Following the sanctioning of the Good Box restructuring plan (RP) it seems the answer is yes. This might sound surprising to those familiar with schemes of arrangement, because that outcome is at odds with the long-standing decision in Re Savoy Hotels.

For those less familiar with schemes and scheme case law, the court declined to sanction the Savoy scheme because the company did not approve it, consequently the judge found that the court had no jurisdiction to sanction it.

In Good Box the position was somewhat different from your “usual” RP or scheme, because firstly the RP had been proposed (and drafted) by a creditor and secondly the company was in administration. Although the administrators said that their position was neutral, they did vote against the RP (and some might say that by doing that they were effectively opposing it).

Did the court therefore have had jurisdiction to sanction the RP when one of the parties to the compromise (the company) did not consent, or at least did not positively consent to it and in fact had voted against it?

Although RPs are new, it was envisaged that the courts would draw on case law relating to schemes when considering whether to sanction an RP, and it is evident from the RP judgments we have seen, that judges have done so. So, although Savoy Hotels is a case concerning a scheme the principles ought to apply to RPs as well – meaning that the company has to consent to the plan.

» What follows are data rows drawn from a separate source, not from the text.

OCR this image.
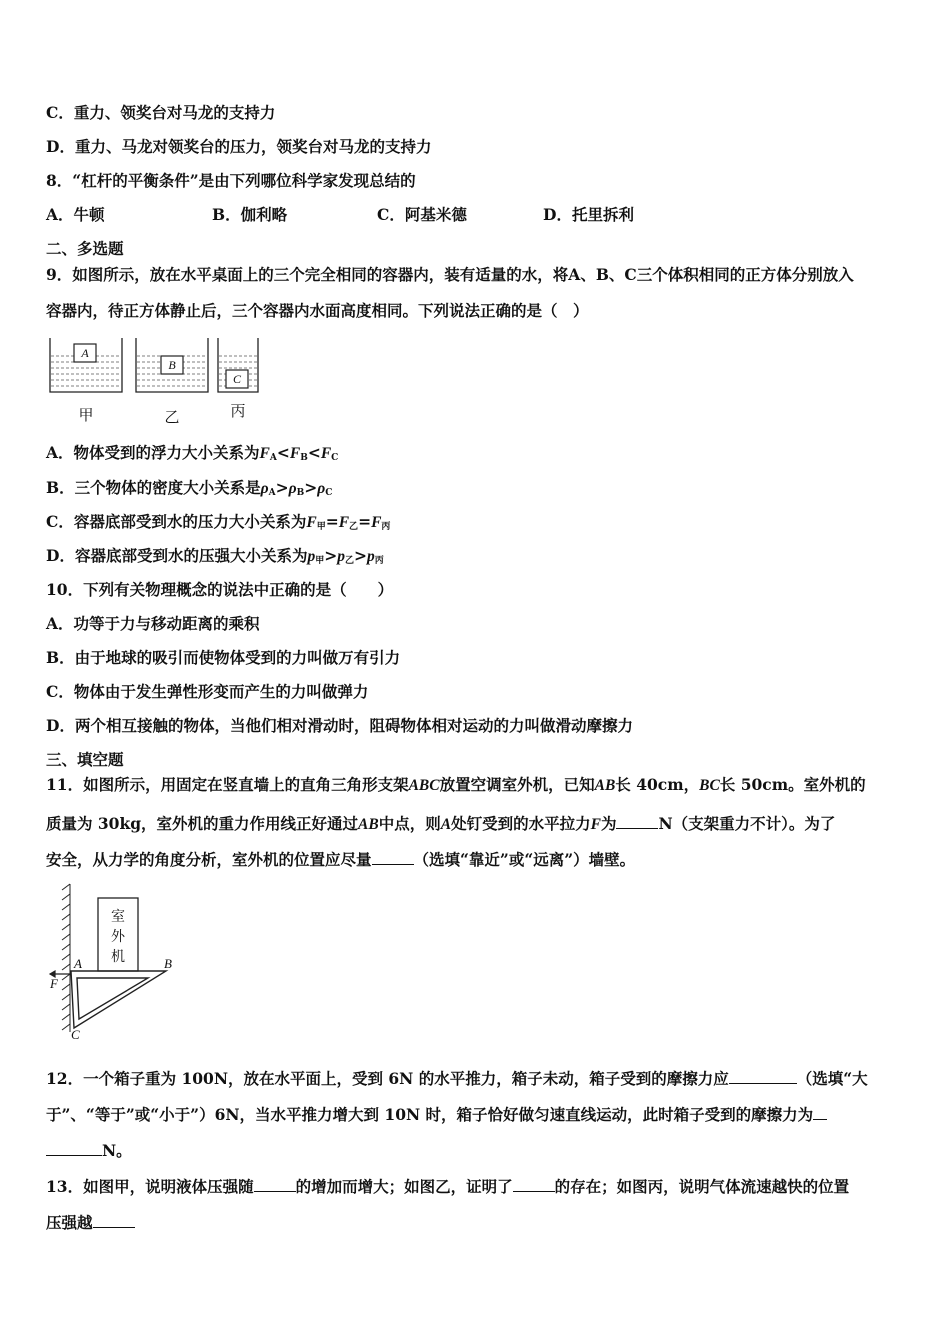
C．重力、领奖台对马龙的支持力
D．重力、马龙对领奖台的压力，领奖台对马龙的支持力
8．“杠杆的平衡条件”是由下列哪位科学家发现总结的
A．牛顿	B．伽利略	C．阿基米德	D．托里拆利
二、多选题
9．如图所示，放在水平桌面上的三个完全相同的容器内，装有适量的水，将A、B、C三个体积相同的正方体分别放入
容器内，待正方体静止后，三个容器内水面高度相同。下列说法正确的是（　）
A
B
C
甲	乙	丙
A．物体受到的浮力大小关系为$F_A<F_B<F_C$
B．三个物体的密度大小关系是$\rho_A>\rho_B>\rho_C$
C．容器底部受到水的压力大小关系为$F_甲=F_乙=F_丙$
D．容器底部受到水的压强大小关系为$p_甲>p_乙>p_丙$
10．下列有关物理概念的说法中正确的是（　　）
A．功等于力与移动距离的乘积
B．由于地球的吸引而使物体受到的力叫做万有引力
C．物体由于发生弹性形变而产生的力叫做弹力
D．两个相互接触的物体，当他们相对滑动时，阻碍物体相对运动的力叫做滑动摩擦力
三、填空题
11．如图所示，用固定在竖直墙上的直角三角形支架ABC放置空调室外机，已知AB长 40cm，BC长 50cm。室外机的
质量为 30kg，室外机的重力作用线正好通过AB中点，则A处钉受到的水平拉力F为	N（支架重力不计）。为了
安全，从力学的角度分析，室外机的位置应尽量	（选填“靠近”或“远离”）墙壁。
室
外
机
A	B
C
F
12．一个箱子重为 100N，放在水平面上，受到 6N 的水平推力，箱子未动，箱子受到的摩擦力应	（选填“大
于”、“等于”或“小于”）6N，当水平推力增大到 10N 时，箱子恰好做匀速直线运动，此时箱子受到的摩擦力为
N。
13．如图甲，说明液体压强随	的增加而增大；如图乙，证明了	的存在；如图丙，说明气体流速越快的位置
压强越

In fact, the judge acknowledged this in Good Box confirming that it is a requirement for the company to consent to a plan proposed under Part 26A.

So, at first glance and in light of Savoy, the court did not have jurisdiction to sanction the Good Box RP, so how did the court navigate this?

The solution was for the court to order that the administrators consent to the RP under the court’s inherent jurisdiction. It is also worth noting that the administrators appeared to be happy to be guided by the court about what they should do.

After considering whether there were any interests in the company that needed protecting by the company remaining in administration and getting comfortable that there were not, the judge ordered the company (through its administrators) to consent to the plan. This then in turn enabled the court to sanction the RP.

Aside from negotiating Savoy Hotels the court was also asked to exercise its RP powers to cram down a group of dissenting creditors, namely the convertible loan note holders which included the Future Fund/British Business Bank that was owed c£9.5m. It did so with little difficulty, having determined that the conditions for cram down were met.

Given the unusual facts and circumstances of this case, it is unlikely that we will see many RPs where the court is asked to sanction the plan without the active consent or participation of the company.  That said this case is certainly helpful in several respects. It demonstrates:

  • that the regional courts are equally prepared to deal with RPs as the London courts;
  • that judges are willing to take a pragmatic approach (we saw this in the Houst case as well);
  • that in the right circumstances a creditor led RP can achieve sanction;
  • that the courts are not afraid to exercise the cross-class cram-down power provided the conditions are met – to date we have seen HMRC, landlords and the British Business Bank being crammed down; and
  • that the paperwork in support of an RP does not need to run to hundreds of pages provided creditors have the right information before them.